February 2023

Still in deep mid-winter despite the unseasonable thaws, how can our thoughts not turn towards spring, towards love? It is the month of valentines, after all…

Palm Warblers and a Yellow Rumped

            for Jim

 by Susan Edwards Richmond

 

Through needle shadows and branches whippling

a patchwork floor, a traveler interrupts

the pattern, plants on twig, dandelion bright, 

red stippling, cap. Tail bobs, then moves

left to right to make room for another

silhouette who preens and gleans and flickers

through.  Another another another.

Then one is black and white, a yellow

handkerchief tucked in a pocket on the sleeve

and a flash on the rump as it spirits away. 

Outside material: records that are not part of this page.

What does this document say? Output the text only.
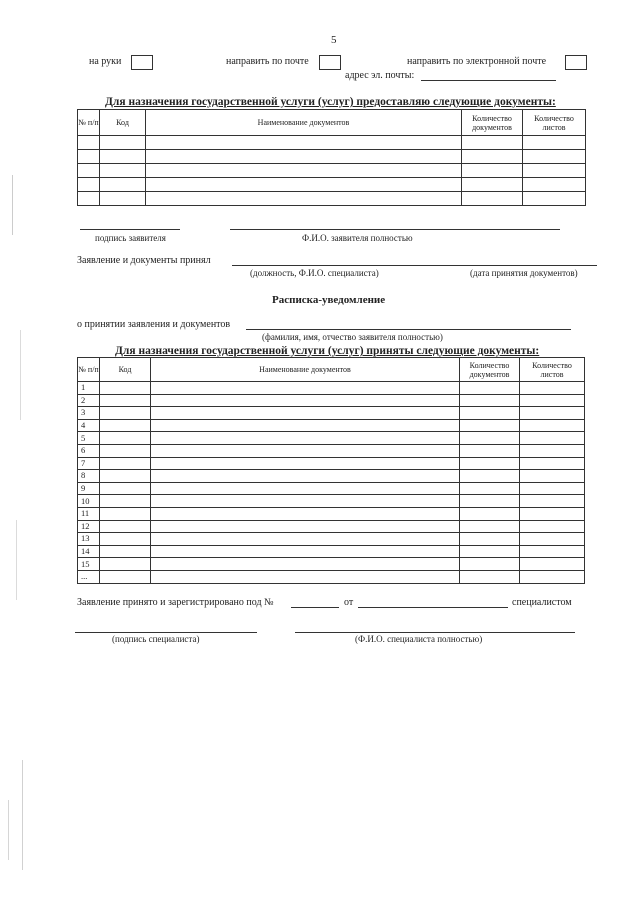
5
на руки	направить по почте	направить по электронной почте
адрес эл. почты:
Для назначения государственной услуги (услуг) предоставляю следующие документы:
№ п/п	Код	Наименование документов	Количество документов	Количество листов

подпись заявителя	Ф.И.О. заявителя полностью
Заявление и документы принял
(должность, Ф.И.О. специалиста)	(дата принятия документов)
Расписка-уведомление
о принятии заявления и документов
(фамилия, имя, отчество заявителя полностью)
Для назначения государственной услуги (услуг) приняты следующие документы:
№ п/п	Код	Наименование документов	Количество документов	Количество листов
1				
2				
3				
4				
5				
6				
7				
8				
9				
10				
11				
12				
13				
14				
15				
...				
Заявление принято и зарегистрировано под №	от	специалистом
(подпись специалиста)	(Ф.И.О. специалиста полностью)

Singly, two together then split,

then a wave, from forest floor through

mid-canopy, each a sun-washed citrine.

 

You are hungry, devouring insects

that alight on my arm, caterpillars

dangling on mid-air trapezes. May

breezes don’t deter you.  You are what brings

me out, my early risers, my dawn arrivers,

my sweepers, beamers, and feather dusters,

brightening the dark woods before it finds

its rooted color, before it draws deep

green shades, when the sun and all its dancers

stream through, shine through, flurry, flit, and flirt

with careless, ignorance of your royalty,

you usher in the season. 

And I am new each year because you are here.  

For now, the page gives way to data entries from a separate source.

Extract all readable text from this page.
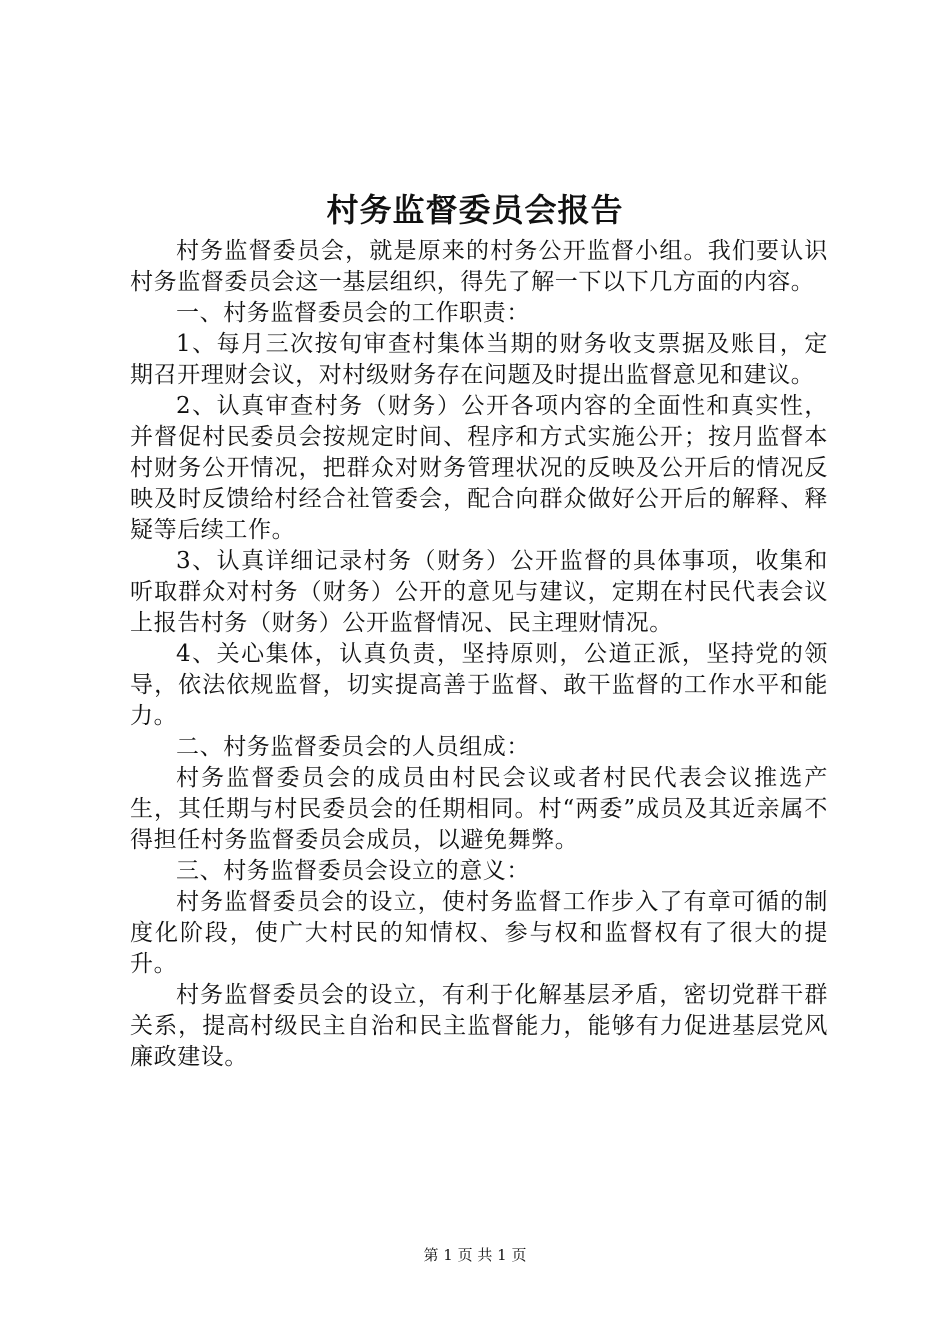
村务监督委员会报告

村务监督委员会，就是原来的村务公开监督小组。我们要认识村务监督委员会这一基层组织，得先了解一下以下几方面的内容。

一、村务监督委员会的工作职责：

1、每月三次按旬审查村集体当期的财务收支票据及账目，定期召开理财会议，对村级财务存在问题及时提出监督意见和建议。

2、认真审查村务（财务）公开各项内容的全面性和真实性，并督促村民委员会按规定时间、程序和方式实施公开；按月监督本村财务公开情况，把群众对财务管理状况的反映及公开后的情况反映及时反馈给村经合社管委会，配合向群众做好公开后的解释、释疑等后续工作。

3、认真详细记录村务（财务）公开监督的具体事项，收集和听取群众对村务（财务）公开的意见与建议，定期在村民代表会议上报告村务（财务）公开监督情况、民主理财情况。

4、关心集体，认真负责，坚持原则，公道正派，坚持党的领导，依法依规监督，切实提高善于监督、敢干监督的工作水平和能力。

二、村务监督委员会的人员组成：

村务监督委员会的成员由村民会议或者村民代表会议推选产生，其任期与村民委员会的任期相同。村“两委”成员及其近亲属不得担任村务监督委员会成员，以避免舞弊。

三、村务监督委员会设立的意义：

村务监督委员会的设立，使村务监督工作步入了有章可循的制度化阶段，使广大村民的知情权、参与权和监督权有了很大的提升。

村务监督委员会的设立，有利于化解基层矛盾，密切党群干群关系，提高村级民主自治和民主监督能力，能够有力促进基层党风廉政建设。

第 1 页 共 1 页
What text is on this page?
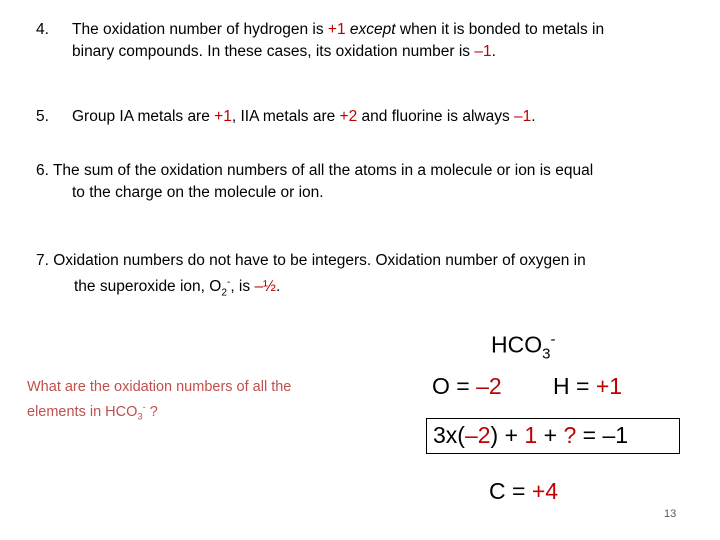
4. The oxidation number of hydrogen is +1 except when it is bonded to metals in
binary compounds. In these cases, its oxidation number is –1.
5. Group IA metals are +1, IIA metals are +2 and fluorine is always –1.
6. The sum of the oxidation numbers of all the atoms in a molecule or ion is equal
to the charge on the molecule or ion.
7. Oxidation numbers do not have to be integers. Oxidation number of oxygen in
the superoxide ion, $O_2^-$, is –½.
$HCO_3^-$
What are the oxidation numbers of all the
elements in $HCO_3^-$ ?
O = –2 H = +1
3x(–2) + 1 + ? = –1
C = +4
13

Susan Edwards Richmond is the award-winning author of two community science adventures for children, Bioblitz! Counting Critters and Bird Count, and the preschoolers science activity book, Science Play. She has published five collections of poetry for adults, including Before We Were Birds, and has organized more than a dozen plein air poetry events. A passionate birder and naturalist, Susan teaches preschool on a farm and wildlife sanctuary in eastern Massachusetts and earned her M.A. in Creative Writing from the University of California, Davis. She is happiest exploring natural habitats with her husband and two daughters, and learns the native birds wherever she travels.